Awareness is comparable to our eye's focus. Just like the eye wanders so awareness does. We know that humanimals and many other animals do not look at a scene in fixed steadiness; instead, the eyes move around, locating interesting parts of the scene and building up a mental, three-dimensional image corresponding to the scene. When we look at what surrounds us, when we read or watch a screen, our eyes make jerky or saccadic movements and stop, moving very quickly between each stop. That's because the central part of our retina, the innermost, light-sensitive tissue of the eye which provides the high-resolution portion of what we see is very small, only about 1–2 degrees of vision, but it plays a critical role in resolving objects. By saccadic rapid movements the eye serves the brain with many high resolution focused areas that we then "see" as a whole.

It seems to me that our awareness is comparable to this. It jumps around like the eye. And then we pick up or focus on the most interesting "thing", on whatever catches our awareness. And if we take our whole awareness to be similar to the retina than our conscious awareness, like the eye's fovea (which is what the high resolution part of the retina is called) gives us a high resolution thought, feeling, intuition, image or whatever else we focus our consciousness on. "Pay attention" is the same as saying, focus your consciousness on this particular area of the whole of your awareness.

We could call the whole of what we can potentially have conscious awareness of, what we can focus on, as "context." The context is akin to the environment our eyes can see only it is very, very much larger. It includes what we see, hear, sense, smell, taste, and feel emotionally plus all the psychological, psychic, logic, imaginary, remembered experiences and a whole lot more, anything that is potentially open to our awareness. And then there is the whole range of culture, economy, politics and so on that can sorely occupy awareness. Not even to mention love and hate...

We can only be selectively aware. To use a very modern metaphor, the bandwidth of consciousness is limited even if you take "cosmic consciousness" to be utterly real, like I do. It's just that the resolution of cosmic consciousness is rather low, it doesn't allow for much more than an ecstatic sense of absolute unity, for instance. When being cosmically conscious you cannot really focus on anything in particular, like the ant crawling up your leg or a US-President lying about every little thing he ever did.

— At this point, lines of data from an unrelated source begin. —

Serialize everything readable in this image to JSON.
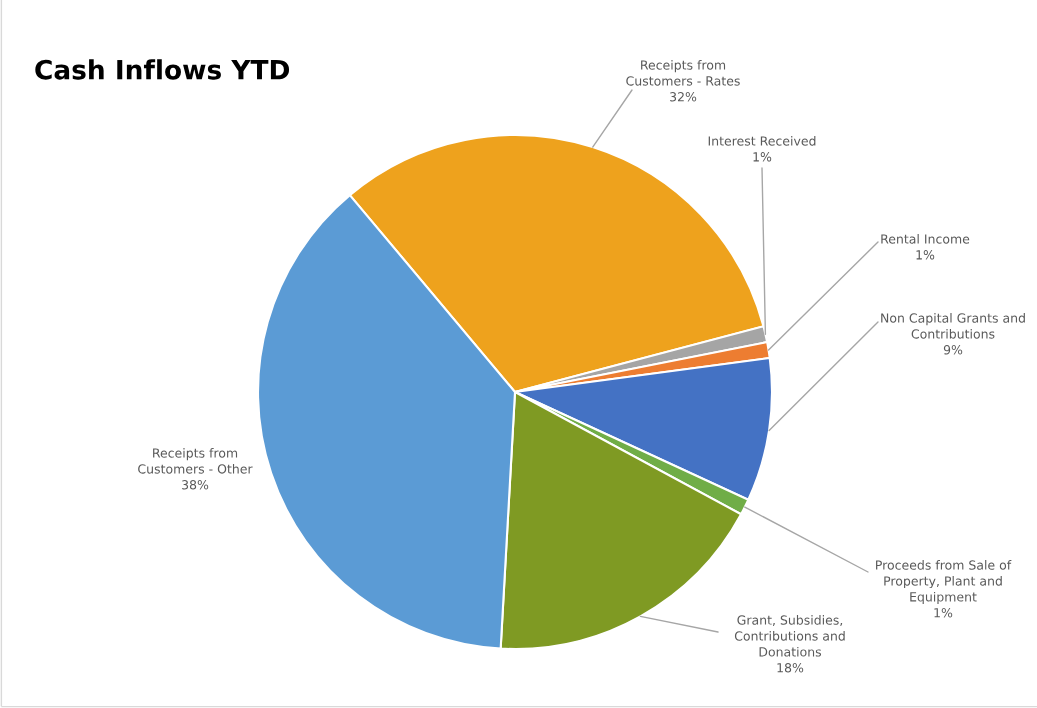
{
  "chart_data": {
    "type": "pie",
    "title": "Cash Inflows YTD",
    "categories": [
      "Receipts from\nCustomers - Rates",
      "Interest Received",
      "Rental Income",
      "Non Capital Grants and\nContributions",
      "Proceeds from Sale of\nProperty, Plant and\nEquipment",
      "Grant, Subsidies,\nContributions and\nDonations",
      "Receipts from\nCustomers - Other"
    ],
    "values": [
      32,
      1,
      1,
      9,
      1,
      18,
      38
    ],
    "value_labels": [
      "32%",
      "1%",
      "1%",
      "9%",
      "1%",
      "18%",
      "38%"
    ],
    "colors": [
      "#eea21d",
      "#a5a5a5",
      "#ed7d31",
      "#4472c4",
      "#70ad47",
      "#7f9a23",
      "#5b9bd5"
    ],
    "legend": false
  }
}
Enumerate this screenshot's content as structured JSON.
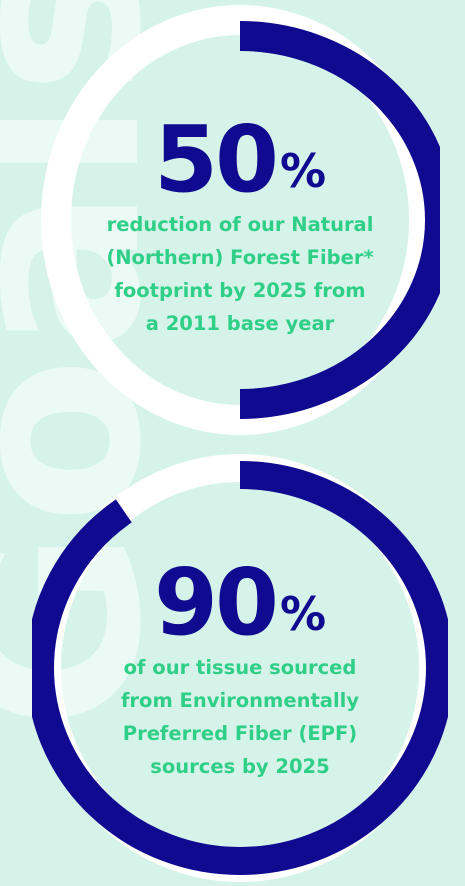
{
  "watermark": "Goals",
  "colors": {
    "background": "#d6f3ea",
    "ring_filled": "#0f0a8f",
    "ring_track": "#ffffff",
    "number_text": "#0f0a8f",
    "description_text": "#2fcf87"
  },
  "goals": [
    {
      "value": "50",
      "unit": "%",
      "progress": 0.5,
      "description": [
        "reduction of our Natural",
        "(Northern) Forest Fiber*",
        "footprint by 2025 from",
        "a 2011 base year"
      ]
    },
    {
      "value": "90",
      "unit": "%",
      "progress": 0.9,
      "description": [
        "of our tissue sourced",
        "from Environmentally",
        "Preferred Fiber (EPF)",
        "sources by 2025"
      ]
    }
  ]
}
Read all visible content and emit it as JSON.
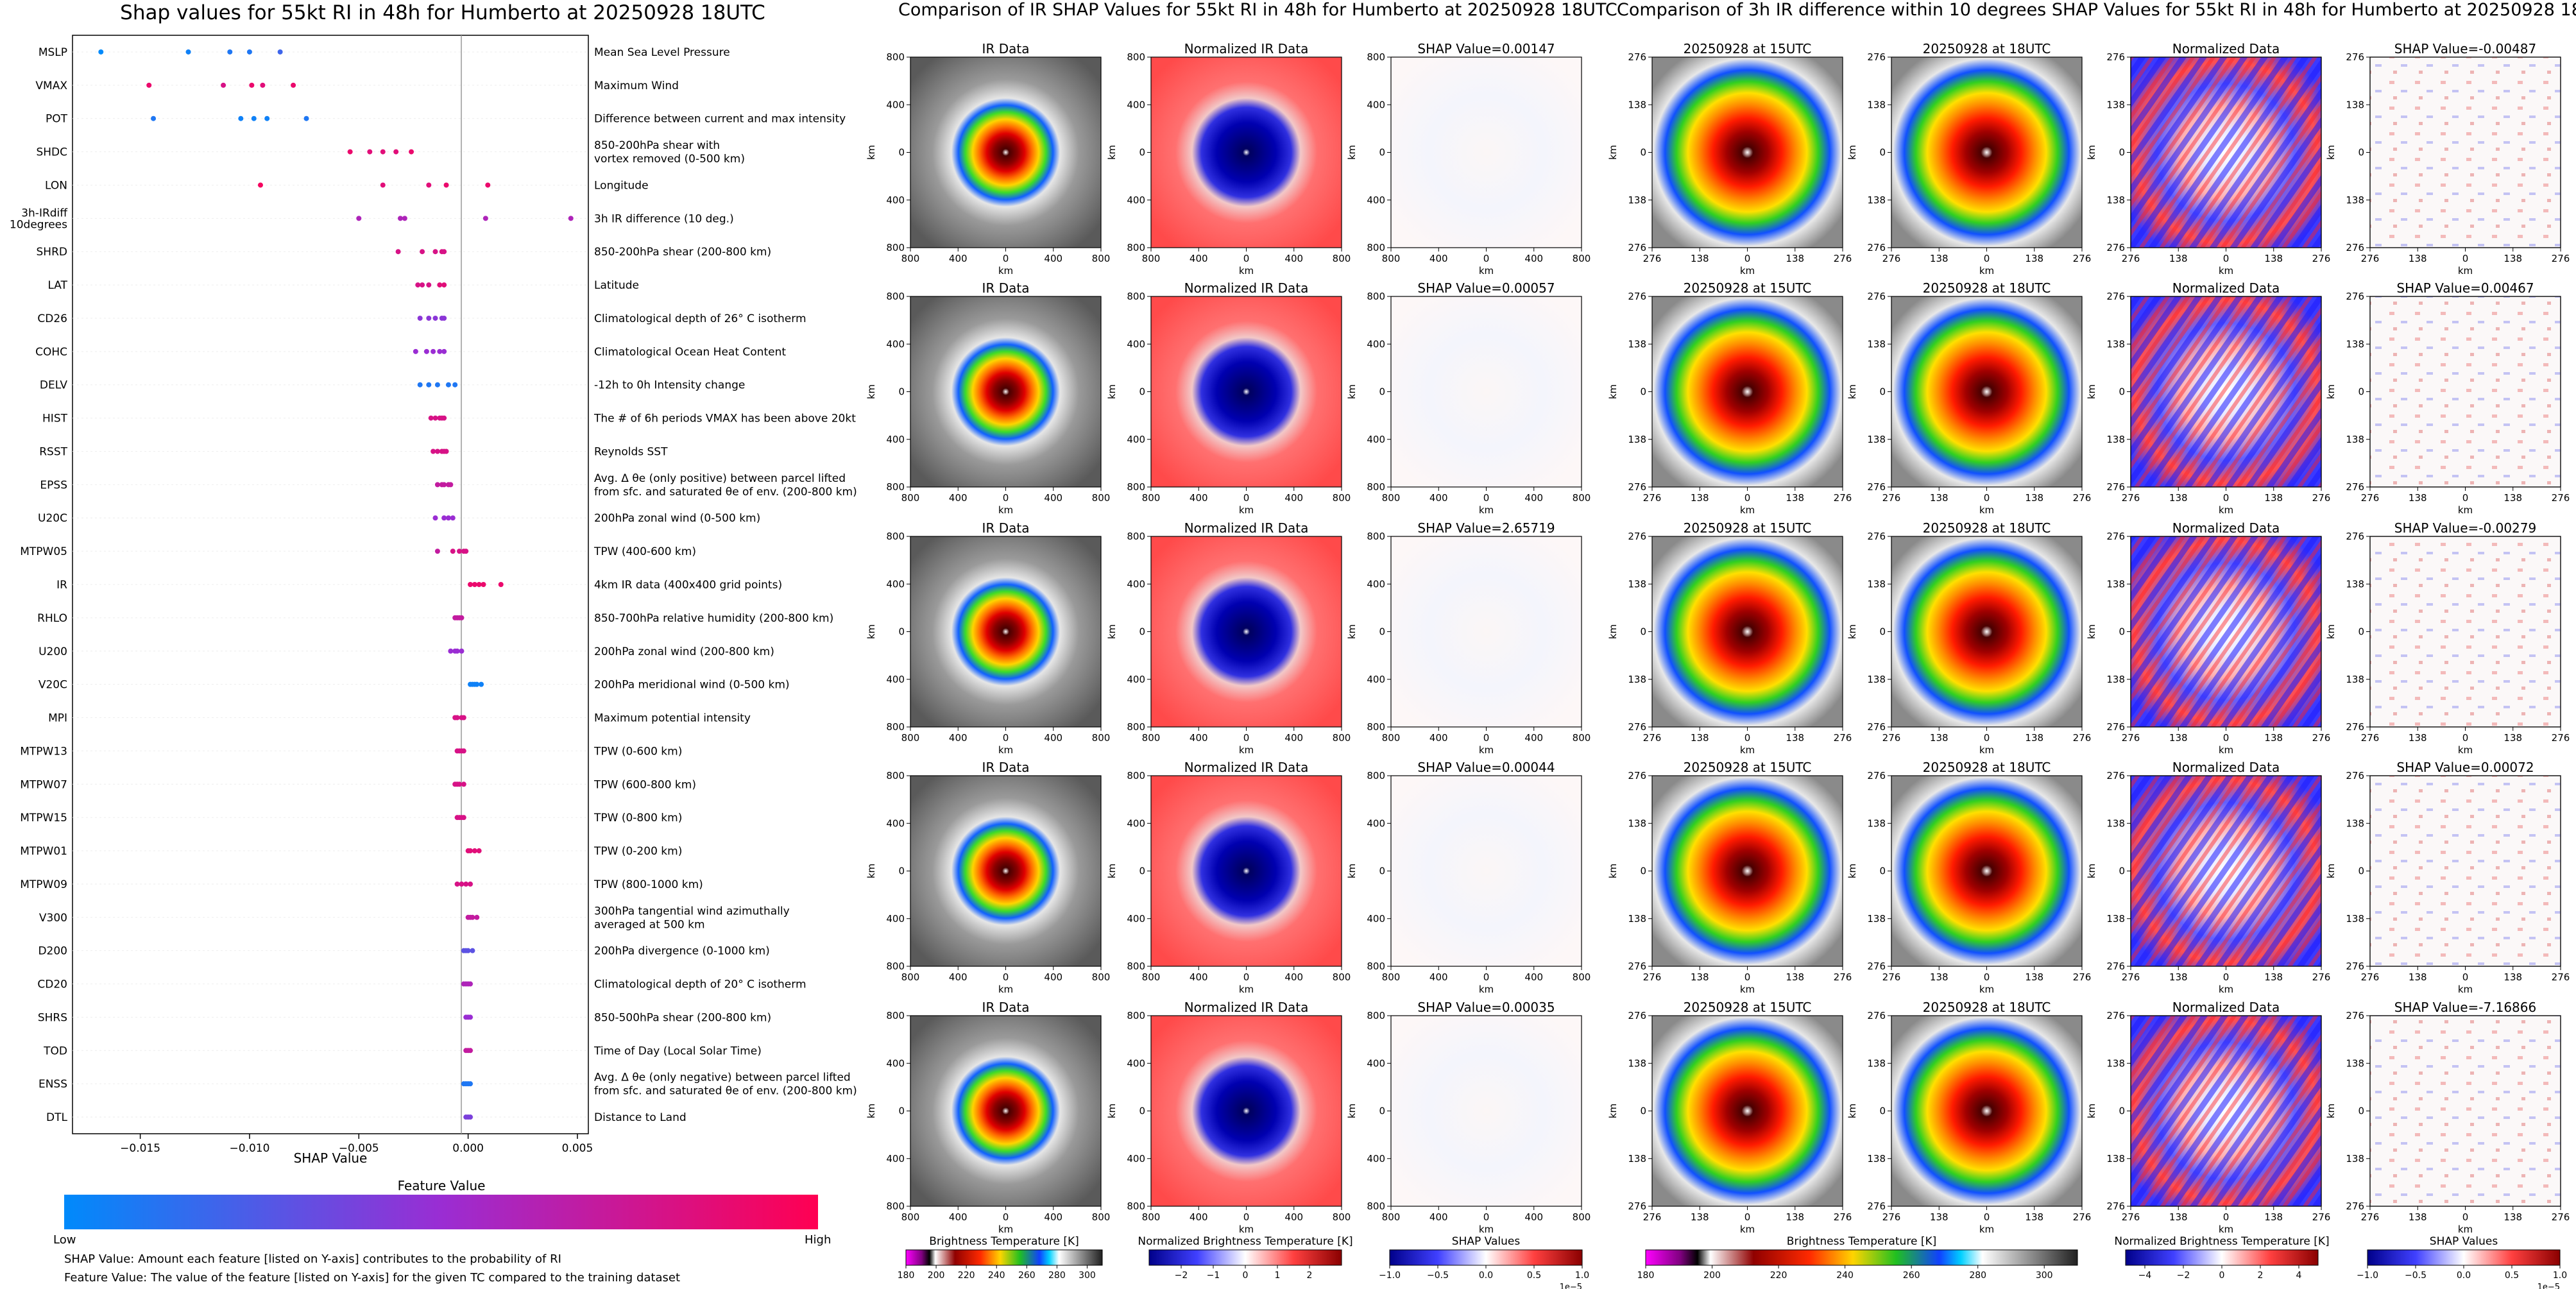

Knowing this you could experiment a bit with "unfocusing." You may want to start with sight. Try aiming your attention at the unfocused areas of the visual field. Playing around with that can be entertaining while you learn a lot about your present limits and about how hard it is to let go of focus and what you focus on. Once you've mastered that to your personal satisfaction it becomes easier to defocus conscious awareness and allow the context more prominence in awareness.